I have a few gripes though. The pocket, or storage area, whatever you call it, in the driver’s door, is smaller and more awkward to reach than it used to be. There’s a “demister”, which makes a hell of a racket as if something’s about to burst, but doesn’t actually demist the windows. For Winter driving, I’ve gone back to kitchen roll: a sheet or two in my hand while driving, to wipe the windscreen and the driver’s window every few minutes. If you hold the whole kitchen roll by its end, you can reach out and wipe the bottom corner of the front passenger window with the other end, so you can see the nearside mirror. Only do this while you’re at a red light, though. Don’t try it while you’re gambolling down the motorway.
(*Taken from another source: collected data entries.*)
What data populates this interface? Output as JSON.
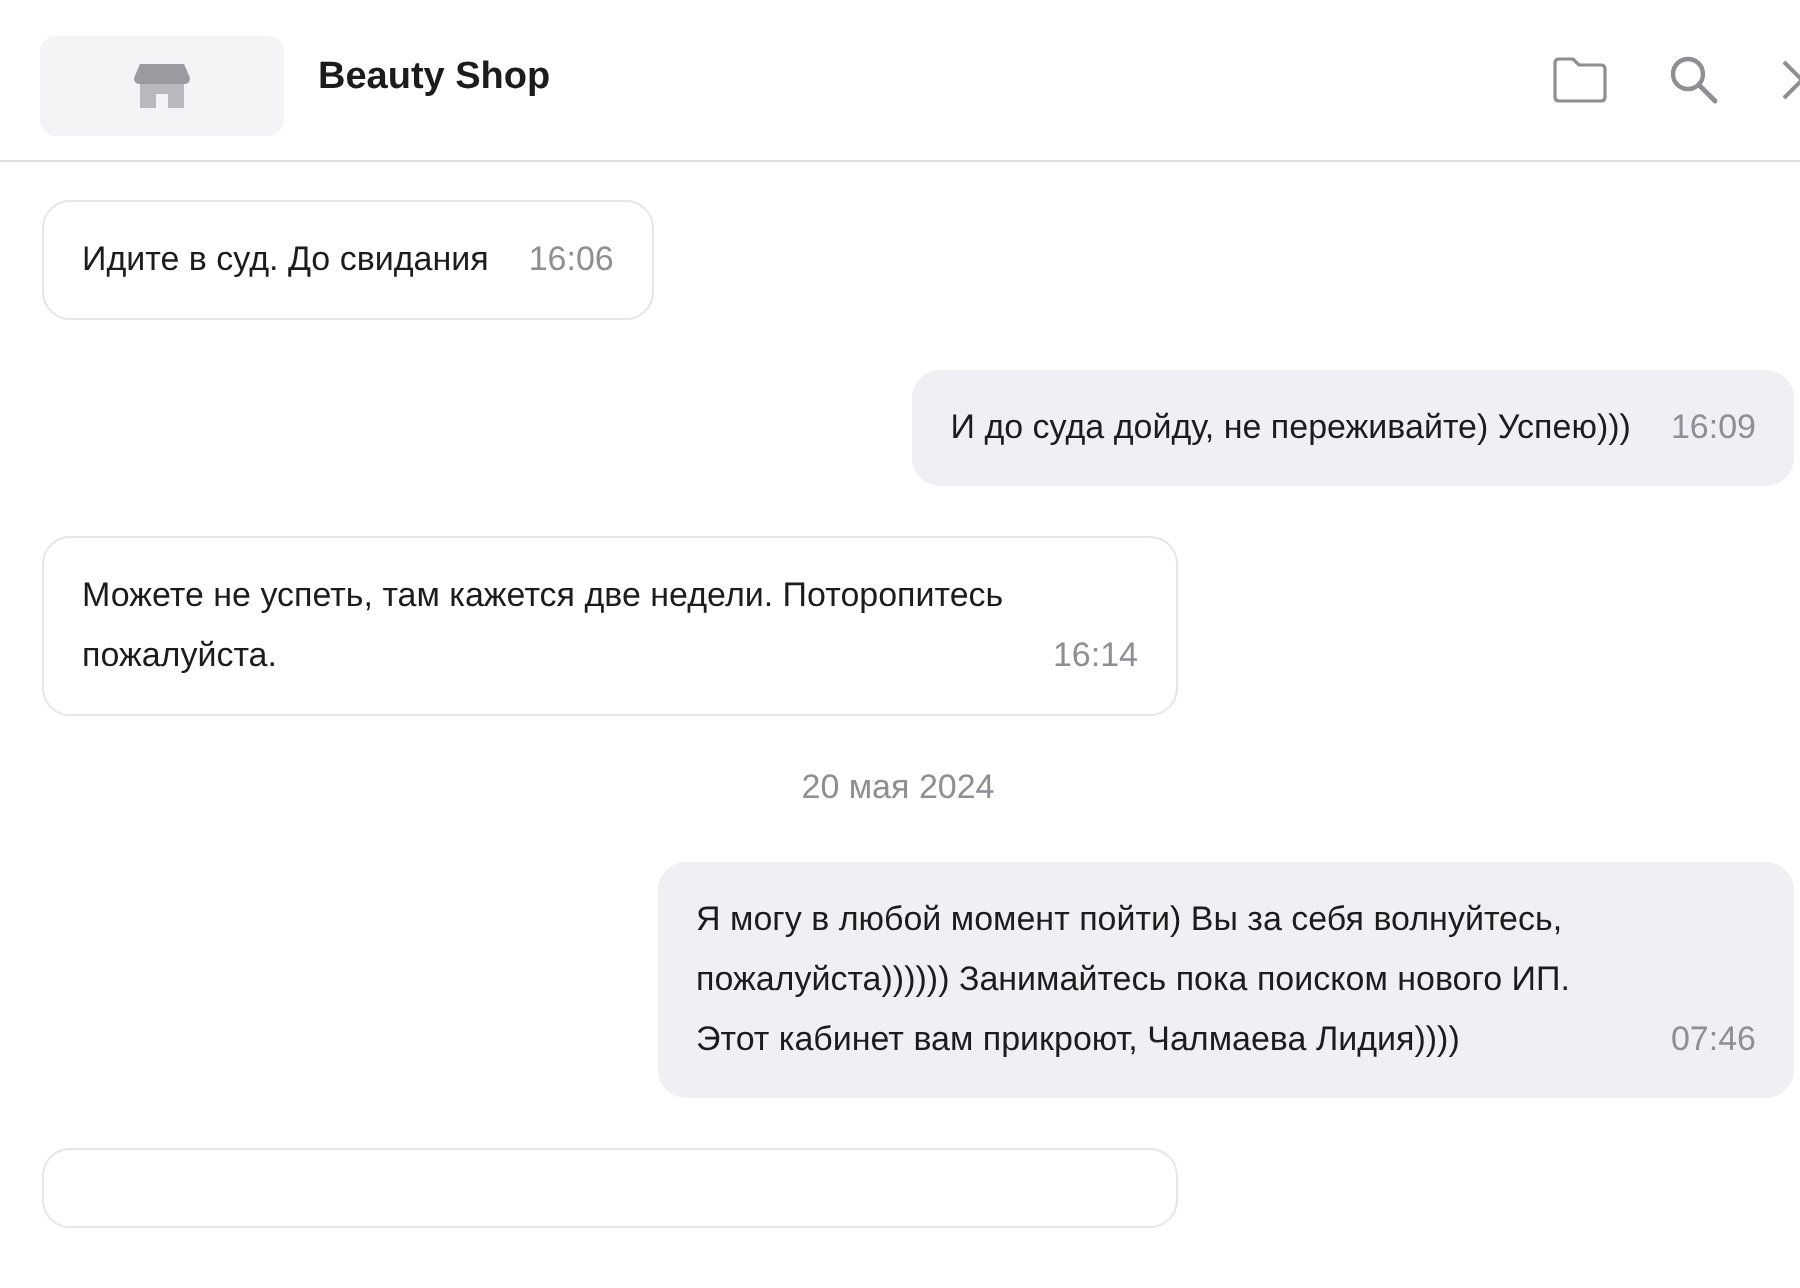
{
  "header": {
    "title": "Beauty Shop"
  },
  "messages": [
    {
      "kind": "incoming",
      "text": "Идите в суд. До свидания",
      "time": "16:06"
    },
    {
      "kind": "outgoing",
      "text": "И до суда дойду, не переживайте) Успею)))",
      "time": "16:09"
    },
    {
      "kind": "incoming",
      "text": "Можете не успеть, там кажется две недели. Поторопитесь пожалуйста.",
      "time": "16:14"
    },
    {
      "kind": "date",
      "text": "20 мая 2024"
    },
    {
      "kind": "outgoing",
      "text": "Я могу в любой момент пойти) Вы за себя волнуйтесь, пожалуйста)))))) Занимайтесь пока поиском нового ИП. Этот кабинет вам прикроют, Чалмаева Лидия))))",
      "time": "07:46"
    },
    {
      "kind": "incoming"
    }
  ]
}
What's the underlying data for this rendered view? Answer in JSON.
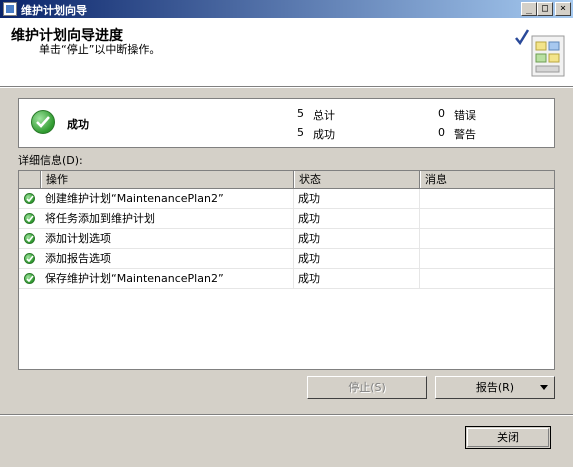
{
  "window": {
    "title": "维护计划向导",
    "controls": {
      "minimize": "_",
      "maximize": "□",
      "close": "×"
    }
  },
  "header": {
    "title": "维护计划向导进度",
    "subtitle": "单击“停止”以中断操作。"
  },
  "summary": {
    "status": "成功",
    "total_count": "5",
    "total_label": "总计",
    "success_count": "5",
    "success_label": "成功",
    "error_count": "0",
    "error_label": "错误",
    "warning_count": "0",
    "warning_label": "警告"
  },
  "details": {
    "label": "详细信息(D):",
    "columns": {
      "action": "操作",
      "status": "状态",
      "message": "消息"
    },
    "rows": [
      {
        "action": "创建维护计划“MaintenancePlan2”",
        "status": "成功",
        "message": ""
      },
      {
        "action": "将任务添加到维护计划",
        "status": "成功",
        "message": ""
      },
      {
        "action": "添加计划选项",
        "status": "成功",
        "message": ""
      },
      {
        "action": "添加报告选项",
        "status": "成功",
        "message": ""
      },
      {
        "action": "保存维护计划“MaintenancePlan2”",
        "status": "成功",
        "message": ""
      }
    ]
  },
  "buttons": {
    "stop": "停止(S)",
    "report": "报告(R)",
    "close": "关闭"
  }
}
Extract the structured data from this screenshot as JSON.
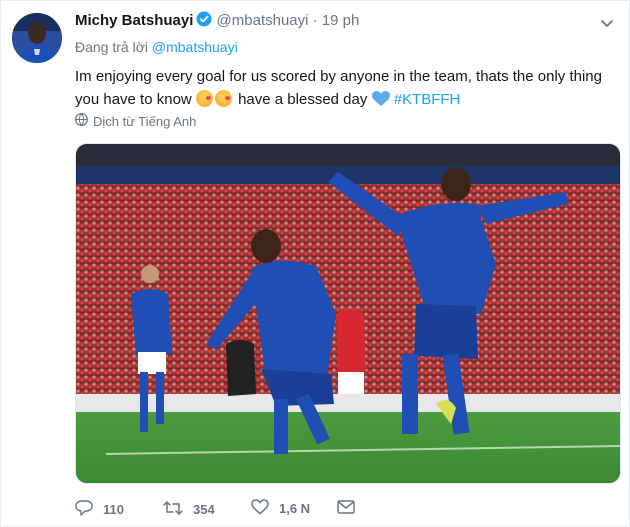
{
  "tweet": {
    "author_name": "Michy Batshuayi",
    "handle": "@mbatshuayi",
    "separator": "·",
    "time": "19 ph",
    "reply_prefix": "Đang trả lời",
    "reply_to": "@mbatshuayi",
    "text_part1": "Im enjoying every goal for us scored by anyone in the team, thats the only thing you have to know",
    "text_part2": "have a blessed day",
    "hashtag": "#KTBFFH",
    "translate_label": "Dịch từ Tiếng Anh"
  },
  "actions": {
    "reply_count": "110",
    "retweet_count": "354",
    "like_count": "1,6 N"
  },
  "icons": [
    "verified-icon",
    "caret-down-icon",
    "globe-icon",
    "reply-icon",
    "retweet-icon",
    "like-icon",
    "message-icon",
    "blue-heart-icon",
    "kissing-face-icon"
  ],
  "colors": {
    "accent": "#1da1f2",
    "muted": "#657786",
    "chelsea_blue": "#1f4fb4"
  }
}
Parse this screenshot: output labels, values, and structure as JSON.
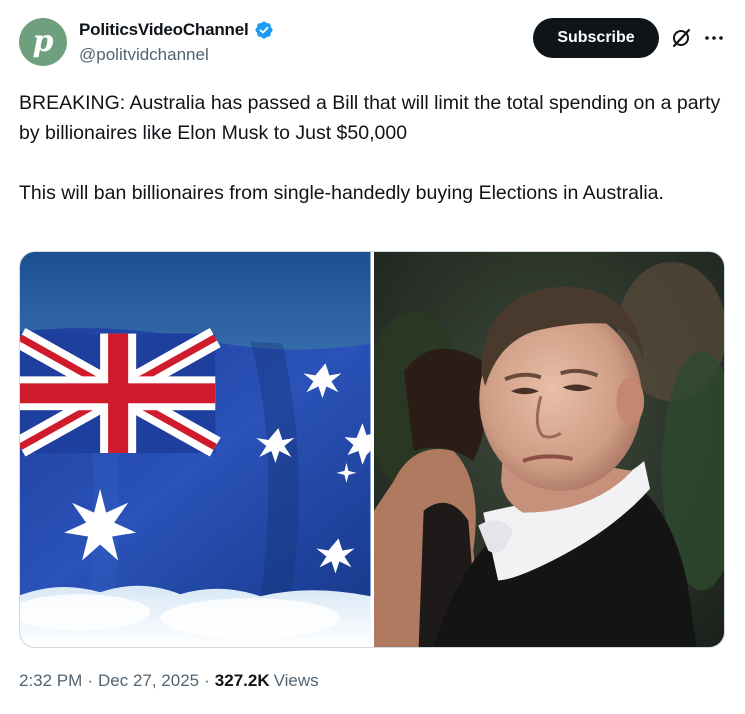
{
  "author": {
    "display_name": "PoliticsVideoChannel",
    "handle": "@politvidchannel",
    "avatar_letter": "p",
    "avatar_color": "#6fa07e",
    "verified_color": "#1d9bf0"
  },
  "actions": {
    "subscribe_label": "Subscribe",
    "grok_icon": "grok-icon",
    "more_icon": "more-horizontal-icon"
  },
  "tweet": {
    "paragraphs": [
      "BREAKING: Australia has passed a Bill that will limit the total spending on a party by billionaires like Elon Musk to Just $50,000",
      "This will ban billionaires from single-handedly buying Elections in Australia."
    ]
  },
  "media": [
    {
      "subject": "australian-flag"
    },
    {
      "subject": "man-in-tuxedo-portrait"
    }
  ],
  "meta": {
    "time": "2:32 PM",
    "separator": "·",
    "date": "Dec 27, 2025",
    "views_count": "327.2K",
    "views_label": "Views"
  },
  "colors": {
    "text_primary": "#0f1419",
    "text_secondary": "#536471",
    "button_bg": "#0f1419"
  }
}
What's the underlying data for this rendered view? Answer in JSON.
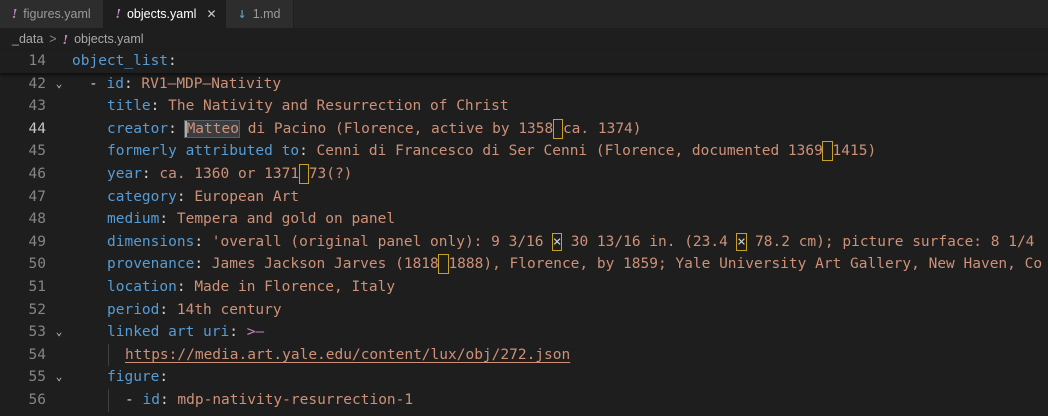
{
  "tabs": [
    {
      "icon": "!",
      "label": "figures.yaml"
    },
    {
      "icon": "!",
      "label": "objects.yaml",
      "close": "✕"
    },
    {
      "icon": "↓",
      "label": "1.md"
    }
  ],
  "breadcrumb": {
    "folder": "_data",
    "separator": ">",
    "file_icon": "!",
    "file": "objects.yaml"
  },
  "lines": {
    "l14": {
      "num": "14",
      "key": "object_list",
      "colon": ":"
    },
    "l42": {
      "num": "42",
      "dash": "- ",
      "key": "id",
      "colon": ": ",
      "val": "RV1–MDP–Nativity"
    },
    "l43": {
      "num": "43",
      "key": "title",
      "colon": ": ",
      "val": "The Nativity and Resurrection of Christ"
    },
    "l44": {
      "num": "44",
      "key": "creator",
      "colon": ": ",
      "word": "Matteo",
      "val1": " di Pacino (Florence, active by 1358",
      "val2": "ca. 1374)"
    },
    "l45": {
      "num": "45",
      "key": "formerly attributed to",
      "colon": ": ",
      "val1": "Cenni di Francesco di Ser Cenni (Florence, documented 1369",
      "val2": "1415)"
    },
    "l46": {
      "num": "46",
      "key": "year",
      "colon": ": ",
      "val1": "ca. 1360 or 1371",
      "val2": "73(?)"
    },
    "l47": {
      "num": "47",
      "key": "category",
      "colon": ": ",
      "val": "European Art"
    },
    "l48": {
      "num": "48",
      "key": "medium",
      "colon": ": ",
      "val": "Tempera and gold on panel"
    },
    "l49": {
      "num": "49",
      "key": "dimensions",
      "colon": ": ",
      "val1": "'overall (original panel only): 9 3/16 ",
      "x1": "×",
      "val2": " 30 13/16 in. (23.4 ",
      "x2": "×",
      "val3": " 78.2 cm); picture surface: 8 1/4"
    },
    "l50": {
      "num": "50",
      "key": "provenance",
      "colon": ": ",
      "val1": "James Jackson Jarves (1818",
      "val2": "1888), Florence, by 1859; Yale University Art Gallery, New Haven, Co"
    },
    "l51": {
      "num": "51",
      "key": "location",
      "colon": ": ",
      "val": "Made in Florence, Italy"
    },
    "l52": {
      "num": "52",
      "key": "period",
      "colon": ": ",
      "val": "14th century"
    },
    "l53": {
      "num": "53",
      "key": "linked art uri",
      "colon": ": ",
      "op": ">–"
    },
    "l54": {
      "num": "54",
      "val": "https://media.art.yale.edu/content/lux/obj/272.json"
    },
    "l55": {
      "num": "55",
      "key": "figure",
      "colon": ":"
    },
    "l56": {
      "num": "56",
      "dash": "- ",
      "key": "id",
      "colon": ": ",
      "val": "mdp-nativity-resurrection-1"
    }
  },
  "fold_icon": "⌄"
}
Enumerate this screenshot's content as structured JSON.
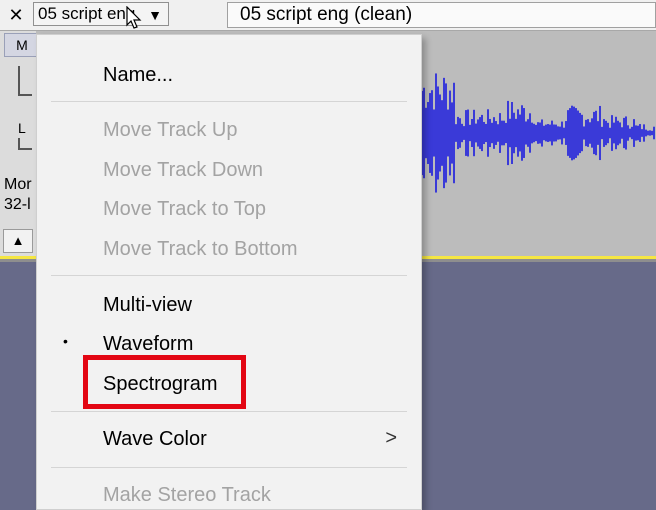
{
  "track": {
    "close_glyph": "✕",
    "name_button_label": "05 script eng",
    "name_button_arrow": "▼",
    "clip_name": "05 script eng (clean)",
    "mute_label": "M",
    "pan_label": "L",
    "info_line_1": "Mor",
    "info_line_2": "32-l",
    "collapse_glyph": "▲",
    "waveform_color": "#3a3ad8",
    "selection_color": "#f5e642"
  },
  "menu": {
    "items": [
      {
        "label": "Name...",
        "enabled": true
      },
      {
        "label": "Move Track Up",
        "enabled": false
      },
      {
        "label": "Move Track Down",
        "enabled": false
      },
      {
        "label": "Move Track to Top",
        "enabled": false
      },
      {
        "label": "Move Track to Bottom",
        "enabled": false
      },
      {
        "label": "Multi-view",
        "enabled": true
      },
      {
        "label": "Waveform",
        "enabled": true,
        "checked": true
      },
      {
        "label": "Spectrogram",
        "enabled": true,
        "highlighted": true
      },
      {
        "label": "Wave Color",
        "enabled": true,
        "submenu": true
      },
      {
        "label": "Make Stereo Track",
        "enabled": false
      }
    ],
    "bullet_glyph": "•",
    "submenu_glyph": ">",
    "highlight_color": "#e30613"
  }
}
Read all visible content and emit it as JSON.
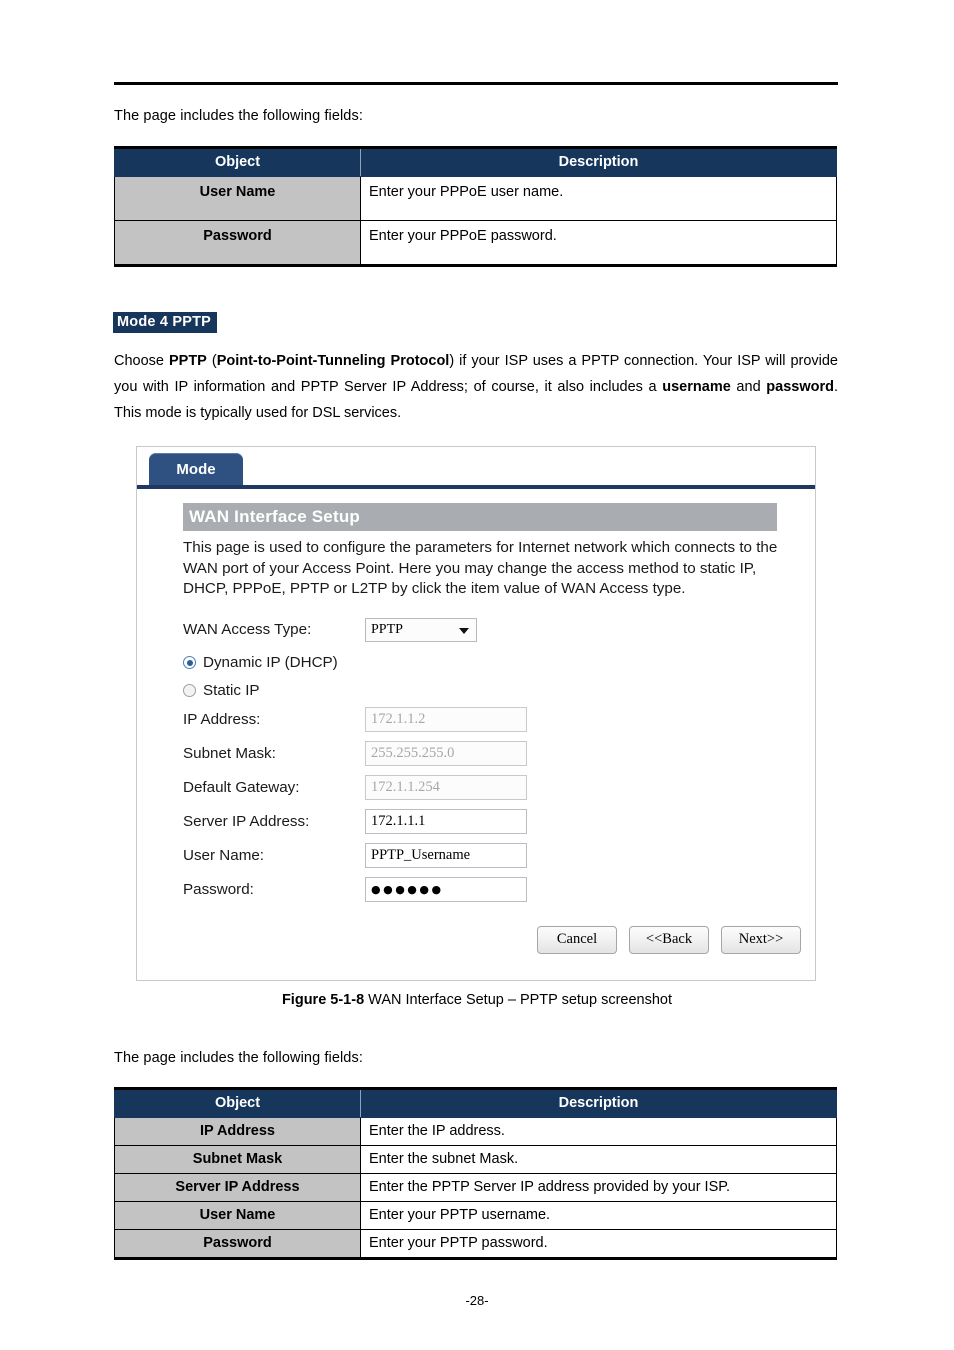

The only real problem is the gear lever. As with the old Vectra, the way you shift it into reverse is almost the same as the way you shift it into first, and sometimes you’re not sure whether you’re in first or in reverse until the car actually starts to move. The gear lever in the new car has an additional quirk too: sometimes, the knob at the top comes off in your hand. Underneath it there’s a little spring, sitting loosely around the top of the stick, held in place only by that knob: so when the knob comes off, sometimes so does the spring. And while the knob may still be in your hand, the spring may be anywhere on the floor of the car. You can still change gear without it, but you can’t get into reverse, or get out of reverse if you’re already in it. You just have to stop somewhere and search for the spring, and put it back on, along with the knob. It’s a particular problem at night. You get into the habit of carrying a torch in the car. In that pocket, or storage area, or whatever you call it, in the driver’s door.

Googling around, I discovered this is apparently a common problem with Vectras, widely discussed on internet forums. Some say use double-sided tape inside the knob: others say use glue. There are lengthy online discussions of the merits of different types of glue, and of the risks of glue dripping down into the gearbox. An AA patrolman tried tape on mine, but the knob came off again on the way home. My local backstreet garage tried glue. It’ll take about an hour to dry they told me. It fell off again that evening.

Oddly, neither the AA nor my local backstreet garage seem to think this is much of a problem. Just hold the knob on tightly while you change gear, they say. Maybe push downwards a little, just to be sure. But over the years I’ve had a few nice cars, and I’ve had a few sheds on wheels, and in the past I’ve always been able to just flick the gearstick about without having to think about it much.

It’s a shame. It’s a nice car otherwise: solid, chunky, smooth, comfortable, generally reliable, and with a decent radio. But a flimsy gearstick that’s likely to fall to bits at a busy junction does let it down a bit.